Cinder doesn’t need to be ‘started’ if you are not making an app::AppBase (subclassed for whatever platform you’re on). Since about 0.9.1 or so we separated out non-windowing functionality into the app::Platform global class that can be used for things like loading assets, setting up the base loggers, etc, so if you do need things like that it is still accessible. The original use case here was to command line based tools, such as HTTP clients and asset prepropcessors, but also for game engine plugins and things like that.

Also, if you do a code search for app::Platform::get() in the main cinder codebase, you’ll see that we use it throughout rather than app::whatever(), because Platform doesn’t assume that a windowing envirotnment exists.

The tricky part in getting this to work (which I think would be really cool, gaining the graphics power of cinder with the GUIs of QT), will be getting ci::gl::Context::createFromExisting() ([source line]( to work. Only code examples I see on a quick skim are how all of cinder's app::Renderer's use it when initializing their window. But keep in mind that cinder's ci::app::RendererGland friends are only meant to be used with aci::app::Window`, not what you want.

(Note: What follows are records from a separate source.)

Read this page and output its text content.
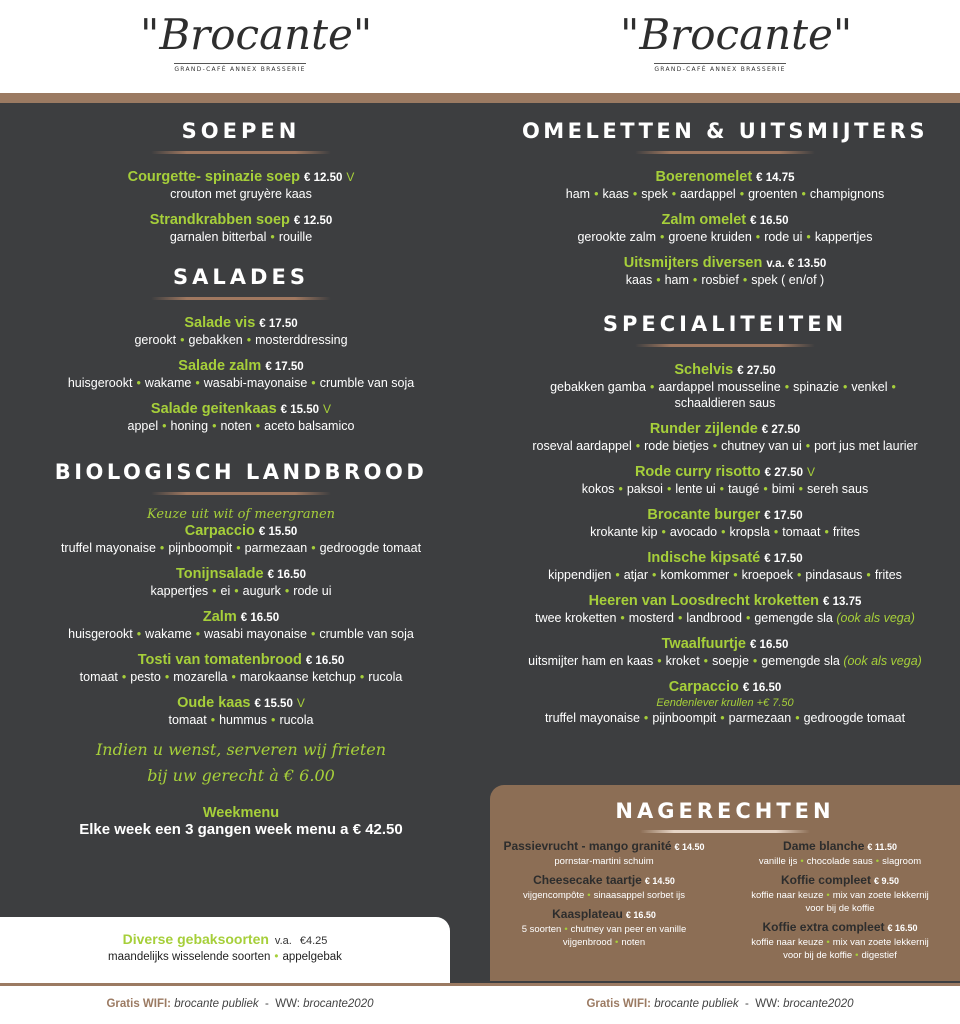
"Brocante"
GRAND-CAFÉ ANNEX BRASSERIE
"Brocante"
GRAND-CAFÉ ANNEX BRASSERIE
SOEPEN
Courgette- spinazie soep € 12.50 V
crouton met gruyère kaas
Strandkrabben soep € 12.50
garnalen bitterbal • rouille
SALADES
Salade vis € 17.50
gerookt • gebakken • mosterddressing
Salade zalm € 17.50
huisgerookt • wakame • wasabi-mayonaise • crumble van soja
Salade geitenkaas € 15.50 V
appel • honing • noten • aceto balsamico
BIOLOGISCH LANDBROOD
Keuze uit wit of meergranen
Carpaccio € 15.50
truffel mayonaise • pijnboompit • parmezaan • gedroogde tomaat
Tonijnsalade € 16.50
kappertjes • ei • augurk • rode ui
Zalm € 16.50
huisgerookt • wakame • wasabi mayonaise • crumble van soja
Tosti van tomatenbrood € 16.50
tomaat • pesto • mozarella • marokaanse ketchup • rucola
Oude kaas € 15.50 V
tomaat • hummus • rucola
Indien u wenst, serveren wij frieten
bij uw gerecht à € 6.00
Weekmenu
Elke week een 3 gangen week menu a € 42.50
Diverse gebaksoorten v.a. €4.25
maandelijks wisselende soorten • appelgebak
OMELETTEN & UITSMIJTERS
Boerenomelet € 14.75
ham • kaas • spek • aardappel • groenten • champignons
Zalm omelet € 16.50
gerookte zalm • groene kruiden • rode ui • kappertjes
Uitsmijters diversen v.a. € 13.50
kaas • ham • rosbief • spek ( en/of )
SPECIALITEITEN
Schelvis € 27.50
gebakken gamba • aardappel mousseline • spinazie • venkel •
schaaldieren saus
Runder zijlende € 27.50
roseval aardappel • rode bietjes • chutney van ui • port jus met laurier
Rode curry risotto € 27.50 V
kokos • paksoi • lente ui • taugé • bimi • sereh saus
Brocante burger € 17.50
krokante kip • avocado • kropsla • tomaat • frites
Indische kipsaté € 17.50
kippendijen • atjar • komkommer • kroepoek • pindasaus • frites
Heeren van Loosdrecht kroketten € 13.75
twee kroketten • mosterd • landbrood • gemengde sla (ook als vega)
Twaalfuurtje € 16.50
uitsmijter ham en kaas • kroket • soepje • gemengde sla (ook als vega)
Carpaccio € 16.50
Eendenlever krullen +€ 7.50
truffel mayonaise • pijnboompit • parmezaan • gedroogde tomaat
NAGERECHTEN
Passievrucht - mango granité € 14.50
pornstar-martini schuim
Cheesecake taartje € 14.50
vijgencompôte • sinaasappel sorbet ijs
Kaasplateau € 16.50
5 soorten • chutney van peer en vanille
vijgenbrood • noten
Dame blanche € 11.50
vanille ijs • chocolade saus • slagroom
Koffie compleet € 9.50
koffie naar keuze • mix van zoete lekkernij
voor bij de koffie
Koffie extra compleet € 16.50
koffie naar keuze • mix van zoete lekkernij
voor bij de koffie • digestief
Gratis WIFI: brocante publiek - WW: brocante2020	Gratis WIFI: brocante publiek - WW: brocante2020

Noting the comment above that method here as well:

//! Creates based on an existing platform-specific GL context. \a platformContext is CGLContextObj on Mac OS X, EAGLContext on iOS, HGLRC on MSW. \a platformContext is an HDC on MSW and ignored elsewhere. Does not assume ownership of the platform’s context.

1 Like

I think I must have overlooked this reply @rich.e , as if nothing else I would have wanted to reach out and thank you for the insight. I had no idea that it was possible to actually leverage Cinder in a non-app capacity. I don’t think there’s a sample that illustrates this usage…? (Which admittedly would then require another windows handler)

Given that my Ui needs have a strong real-time component to them, I’ve opted to exploring using Coherent Labs Gameface Ui meant for real-time games.

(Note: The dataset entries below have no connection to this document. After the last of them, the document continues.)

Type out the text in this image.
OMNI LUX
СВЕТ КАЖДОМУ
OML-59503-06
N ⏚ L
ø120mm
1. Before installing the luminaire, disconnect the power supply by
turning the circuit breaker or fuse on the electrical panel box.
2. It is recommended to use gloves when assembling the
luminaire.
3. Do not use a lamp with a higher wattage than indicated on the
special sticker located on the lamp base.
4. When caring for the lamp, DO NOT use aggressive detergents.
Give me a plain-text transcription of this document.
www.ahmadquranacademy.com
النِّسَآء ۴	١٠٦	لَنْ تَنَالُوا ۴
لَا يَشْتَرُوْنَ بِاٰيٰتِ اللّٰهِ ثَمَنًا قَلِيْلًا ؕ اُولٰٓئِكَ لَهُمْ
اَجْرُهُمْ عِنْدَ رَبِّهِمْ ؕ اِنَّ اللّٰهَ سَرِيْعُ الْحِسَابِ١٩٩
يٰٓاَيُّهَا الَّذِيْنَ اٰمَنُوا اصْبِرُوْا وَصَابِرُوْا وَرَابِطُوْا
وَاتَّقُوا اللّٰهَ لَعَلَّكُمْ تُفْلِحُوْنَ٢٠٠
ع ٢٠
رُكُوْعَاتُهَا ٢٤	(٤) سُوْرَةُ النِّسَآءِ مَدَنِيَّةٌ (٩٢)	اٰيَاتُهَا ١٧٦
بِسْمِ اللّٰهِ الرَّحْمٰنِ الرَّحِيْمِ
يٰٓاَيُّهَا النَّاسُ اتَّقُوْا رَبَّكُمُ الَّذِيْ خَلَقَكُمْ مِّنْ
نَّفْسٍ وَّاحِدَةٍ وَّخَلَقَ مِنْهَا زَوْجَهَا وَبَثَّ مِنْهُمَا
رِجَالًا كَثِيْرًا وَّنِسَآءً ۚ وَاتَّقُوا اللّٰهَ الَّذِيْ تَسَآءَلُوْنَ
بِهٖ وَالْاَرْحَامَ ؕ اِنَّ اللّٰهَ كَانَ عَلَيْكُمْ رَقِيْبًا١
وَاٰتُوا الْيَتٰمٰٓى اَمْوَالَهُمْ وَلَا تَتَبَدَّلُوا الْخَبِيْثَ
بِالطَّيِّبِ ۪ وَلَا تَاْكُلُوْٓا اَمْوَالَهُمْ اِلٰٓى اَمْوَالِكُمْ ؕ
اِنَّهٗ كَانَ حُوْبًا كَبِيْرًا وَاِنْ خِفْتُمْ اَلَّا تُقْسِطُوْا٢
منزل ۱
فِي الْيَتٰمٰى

It looks promising, but also a commercial product, so the pro is that it’s quite fleshed out, the con, even as a complete indie product, some cash needs to be dropped if I move forward with it.

Yea it hasn’t been tested to a great deal (a dedicated test would be nice), but the intent was to enable some features like asset loading, logging, system things for either command line apps or when using cinder in conjunction with other frameworks, game engines etc.

I just created this gist that is from one of the earliest uses of app::Platform without there being an instanciated app, which was for archiving assets in order to ship them within a production .exe (uses cereal). Basically leverages asset loading and logging.

Here is another more recent cmake setup where I’ve been exploring Diligent Engine for using modern day graphics APIs (DX 12 and vulkan) and also using select functionality from cinder. In this case, I decided to use GLFW to learn it a bit better (although I imagine using a ci::app::Renderer made for diligent will be the way to go in the long run), so I opted to exclude app::AppMsw and related files, and diligent is directly used for graphics. Just some ideas!

For your needs, I think you’ll have to figure out how to get the shared gl context thing working, which I believe is totally doable but will take experimenting as we don’t have any existing examples of doing that with Qt or other frameworks that I can think of.


@rich.e - I’ll definitely have to check out that Diligent Engine example at some point. That looks really cool.

As for the context sharing, the base problem I seem to run into (note the small sample size of 2 gui libraries) is that they don’t seem to maintain their own state of an OpenGL context like Cinder. Cinder pushes and pops OpenGL state changes when they happen, basically ‘cleaning up after itself’. The current libraries I’ve tried set a state and then expect anyone else who needs the state differently to ‘reset’ it, which seem counter-intuitive to me.

Thanks to another forum post, I’ve managed to make some headway, but am still running into some texture issues I’m trying to pin down which I’ll post about separately.